Minha mente girava. Ele amava Francesca, seu grande amor, a mulher que ele idolatrava, não a mulher parada diante dele. Ele nunca me amou. Ele amava a ideia de mim, a curandeira poderosa que podia consertar qualquer coisa, qualquer um, até mesmo uma doença terminal que Francesca talvez nem tivesse. A percepção era uma ferida aberta, sangrando toda a esperança a que eu me agarrava desesperadamente.
Pensei no Pico da Serenidade, na paz que encontrei lá, na cura genuína que ofereci. Eu deixei tudo para trás por ele, por nosso futuro imaginado. Por amor. Que tola eu fui.

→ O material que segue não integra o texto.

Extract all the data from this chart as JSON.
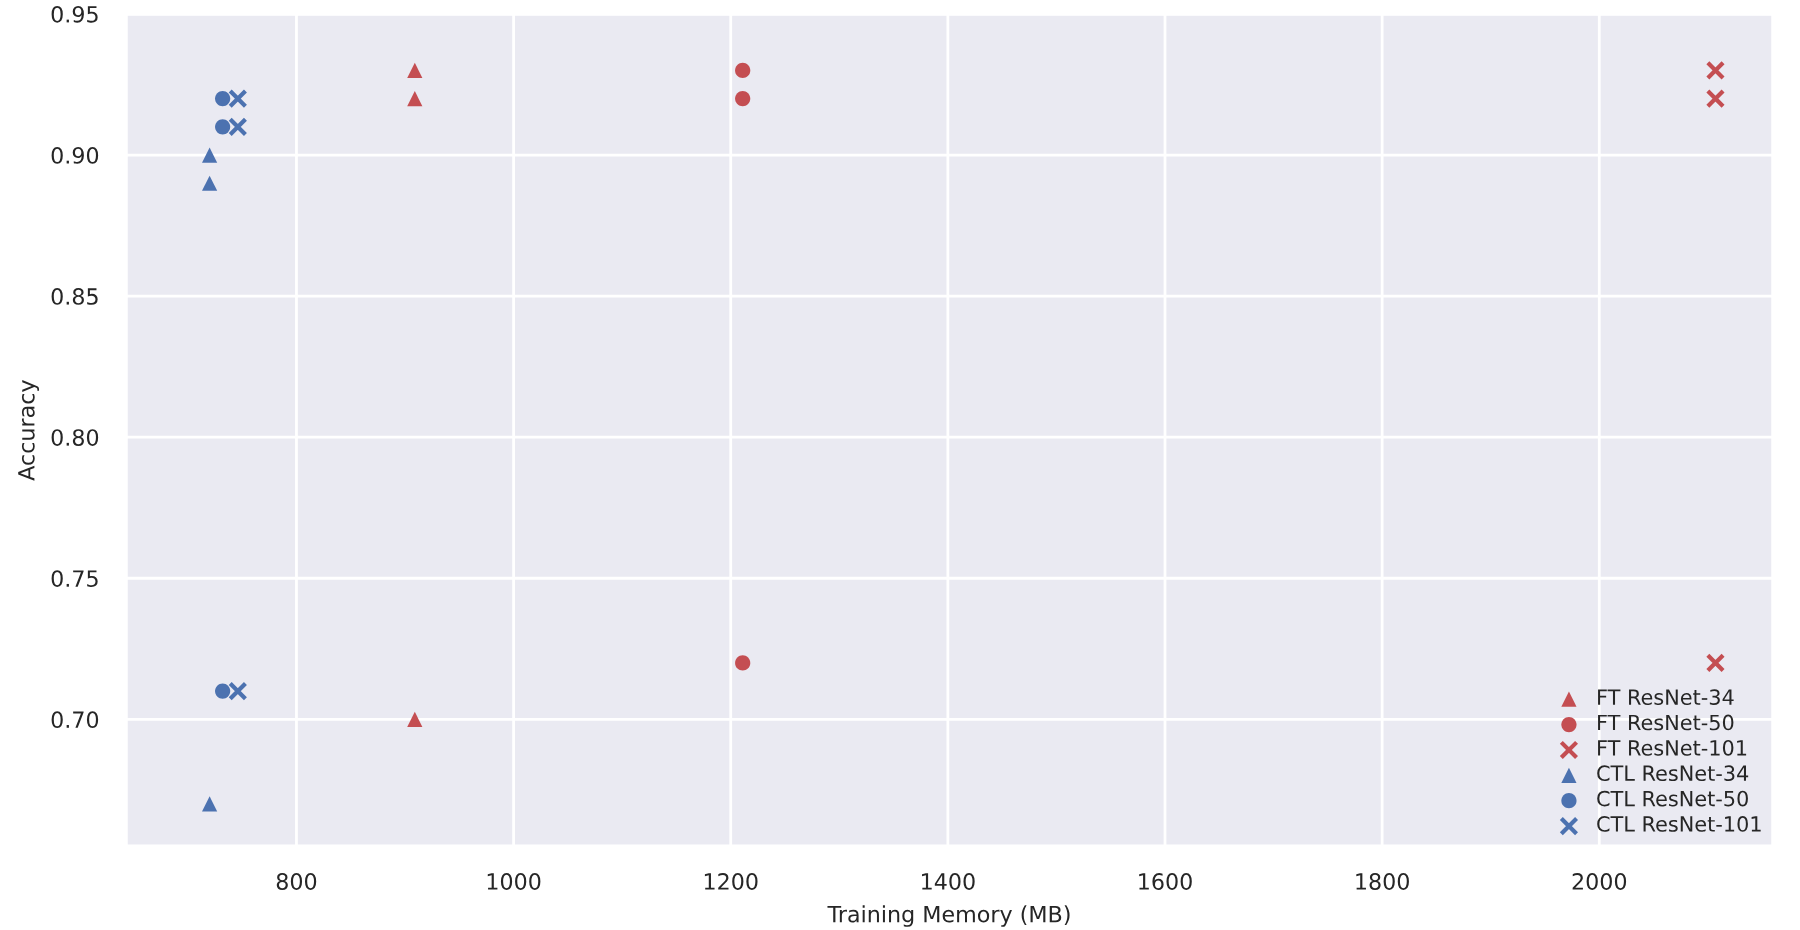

Meu olhar se desviou para os papéis do divórcio. Um novo começo, ele disse? Não haveria novo começo para mim. Não depois de sua "Grande Cerimônia de Cura". Mas se eu recusasse, o que aconteceria com a Clara? Minha garotinha, minha única luz. Minha determinação se fortaleceu. Eu concordaria, por ela. Eu garantiria que ela estivesse segura, não importava o custo.
"Tudo bem", eu disse, minha voz surpreendentemente firme. Peguei a caneta, minha mão não tremia mais. "Eu farei. Mas tenho uma condição."
Caio pareceu surpreso, um lampejo de irritação em seus olhos. Ele esperava subserviência, não negociação.
"O que é?" ele perguntou, seu tom impaciente.
"Clara", eu disse, minha voz firme. "Você vai garantir a segurança dela, o futuro dela. E você vai dizer a ela, quando ela tiver idade para entender, que a mãe dela a amava mais do que tudo neste mundo."
Um músculo se contraiu em sua mandíbula. Ele provavelmente descartou isso como um último desejo, um último suspiro de sentimentalismo. Ele assentiu secamente, já olhando para além de mim, para além da minha morte iminente, em direção ao seu futuro com Francesca.
Ele nunca saberia o verdadeiro significado das minhas palavras, a promessa silenciosa que fiz a mim mesma. Ele nunca saberia que eu não estaria esperando por nenhum "novo começo". Não nesta vida. Mas minha filha, minha corajosa e perspicaz Clara, ela carregaria minha memória, meu espírito. E ela testemunharia a queda dele.
Eu sabia que este seria o fim. Mas não seria um fim sem sentido. Meu sacrifício significaria algo. Para a Clara. Assinei os papéis, a tinta borrando levemente no papel barato. Um contrato com a morte, selado com uma caneta. Eu não viveria para me casar com ele novamente. Não nesta vida.